Yaratıcısı insan, kullandığı lisan.
Yazılarımda kurgu burgu bulunmaz, hormonlanmaz.
Gerçekler köyümün diliyle anlatılır.
Korkanlardan olmadım, siz de olmayın.
Attığım taş, yarmaz baş. Sade uyarı.
Okuyacağınız yazı bunlardan.
Say, çalışma, emek. Köycede sürülecek, tarlada ilk
başlanılacak yer, say.
Say-ın başındayım, ekmeye başlıyorum.
Aç ağzını da göster dilini, işleyelim kilimi.
Dil bir organ, görevi çok, kemiksiz.
Tarihi bilmecede, “Altı mermer, üstü mermer,
içinde bir dilber oynar.”
Dil sözcükler ile anlaşma biçimi. Bir deyimde
“Söz gümüşse, sükut(yerine göre susmak) altın.”
Nedendir bilinmez, çokları gümüşü seçer. Gümüş,
altın benim olsun diyenlerde çıkar.
Dili uzun veya suskun istenmez.
“Ağzı var, dili yok” bir övgü mü?
Dil, kes böl parçala anlamında bir fiil.
Gelin Osmanlıcayı bu fiile uyduralım.
Yapı taşı Arapça, Farsça Türkçe arada helik.
Osmanlıca bir ulus dili değil. Osmanlı da,
Zaten ulusal değil,Arapça, farsça sarayda makam bulmuş,
halktan kopmuş. Türkçe uyutulmuş. Anadolu köylüsü
aslına sadık kalmış,Türkçeyi korumuş.
Osmanlının zilleti mi, illeti mi köylüyü okutmamış.
Okuryazar oranı yüzde 7 dersen, onlarda kent,
kasabalarda köylerde yüzde bir, kadınlarda da yüzde yarım.
İyi ki böyle olmuş. Türkçe yaşamış.
Sarayda yozlaşma sürmüş. Kırda, adı unutulmazlar yetişmiş.

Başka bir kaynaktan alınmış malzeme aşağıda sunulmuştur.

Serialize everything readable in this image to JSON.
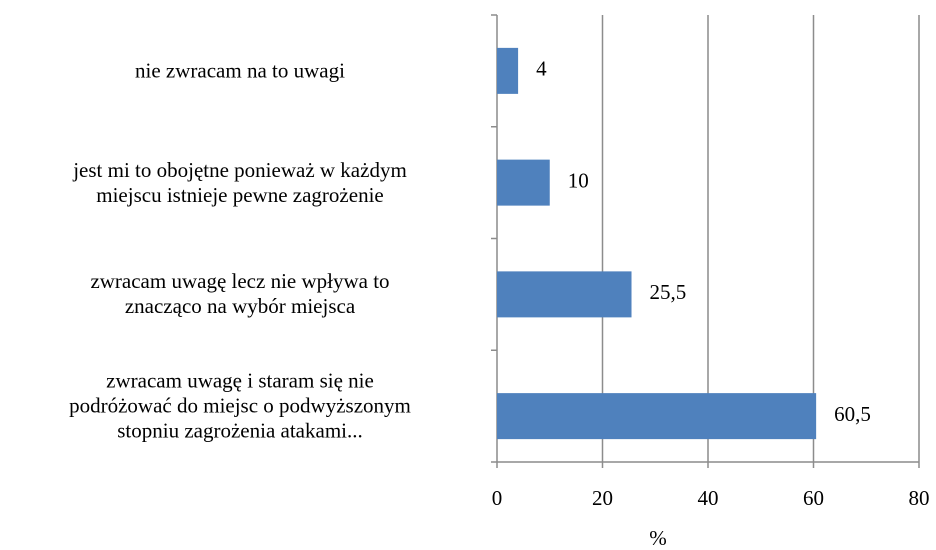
{
  "chart_data": {
    "type": "bar",
    "orientation": "horizontal",
    "categories": [
      "nie zwracam na to uwagi",
      "jest mi to obojętne ponieważ w każdym\nmiejscu istnieje pewne zagrożenie",
      "zwracam uwagę lecz nie wpływa to\nznacząco na wybór miejsca",
      "zwracam uwagę i staram się nie\npodróżować do miejsc o podwyższonym\nstopniu zagrożenia atakami..."
    ],
    "values": [
      4,
      10,
      25.5,
      60.5
    ],
    "value_labels": [
      "4",
      "10",
      "25,5",
      "60,5"
    ],
    "color": "#4f81bd",
    "xlabel": "%",
    "xlim": [
      0,
      80
    ],
    "xticks": [
      0,
      20,
      40,
      60,
      80
    ],
    "grid": true
  }
}
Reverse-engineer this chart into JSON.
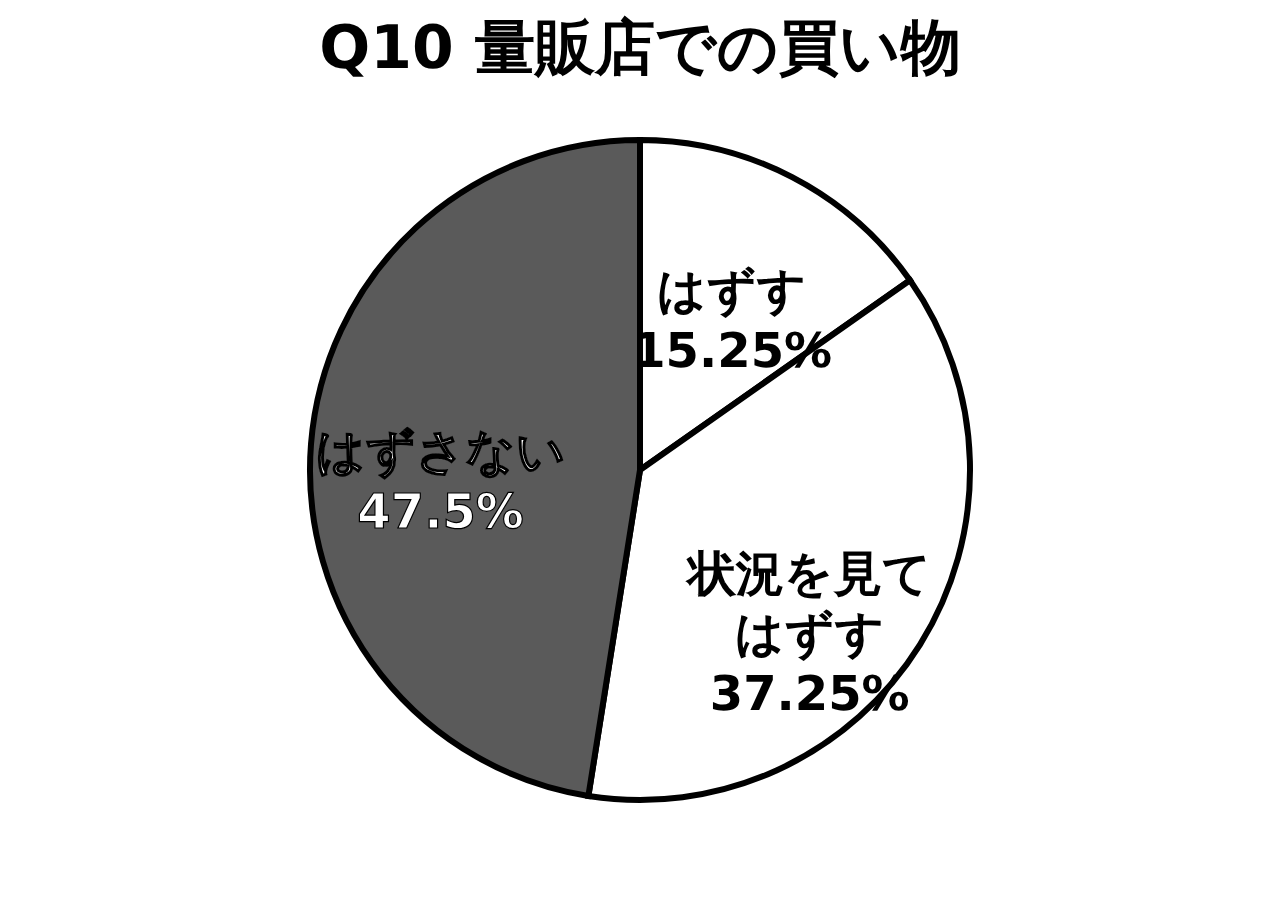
{
  "chart_data": {
    "type": "pie",
    "title": "Q10 量販店での買い物",
    "categories": [
      "はずす",
      "状況を見てはずす",
      "はずさない"
    ],
    "values": [
      15.25,
      37.25,
      47.5
    ],
    "colors": [
      "#ffffff",
      "#ffffff",
      "#5a5a5a"
    ],
    "value_labels": [
      "15.25%",
      "37.25%",
      "47.5%"
    ]
  }
}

Üçünü beşini konuk edelim. Yunus, Hacı Bektaş Veli,
Kaygusuz, Pir Sultan, Köroğlu, Dadaloğlu, Karacaoğlan.
Anadolu insanı Osmanlıdan önce bunları bilir.
Bilmediğini bilmeyen yasaklı saraylıya!
Yazı akşamdan sabaha değişmedi. Günler,aylar,mevsimler
yetmedi. Tartışması yüzyılı aştı.
Görmez, bilmez, aklını kasaya takan, bohçaya takan.
Cumhuriyeti korumak beklenmez.
Ben doğmuşum, yazı değişmiş. Birisi bu çocuk okumayı,
yazmayı tez öğrensin istemiş.
Ağlamışım eşikte, mama bulmuş beşikte.
Doğum tarihim mi? 01.02.1928?
1930’lu yıllar kent, kasabalarda her yan, her han okul.
Yeni Türk harfleri öğretiliyor,öğreniliyor.
İşte, herkesin anladığı yeni bu.
Köyler mi ona da reçete yazılıyor? Mehmetçik
asker, kışlalar okul.
Birkaç hafta içinde binlerce köy genci okuma yazma öğreniyor.
Buna bir ad kondu, Aliler okulu.
600 yıl, birkaç yıla sığdı, okur yazar, oranı ona katlandı.
Eski yıllarda okula gidenler çoğunlukla okurda yazamazdı,
yazardı okuyamazdı.
“Okur yazar” olmak, o zamandan kalma.
Ali okulunda okuyan Ali’ye sordum…
-Sen ne dersin, Osmanlıcaya?
-Öğretmenim Osman’ı tanırım, ca bilirim.Osmanlıca nedir ki?
Cağ sözcüğün köycede söylenişi Ca. Cağ çuvaldan küçük, keseden
büyük bir kap. İçine bulgur,nohut,fasulya katılır.
Etkililer, yetkililer yalanda, Kırk Yalan Abdi,Talanda harun oldular.
Heybe mi,torba mı yasa dediler, taşınır taşınmazı içine kattılar.
Sanki, eskilerde hakkı kararla kesilen topu.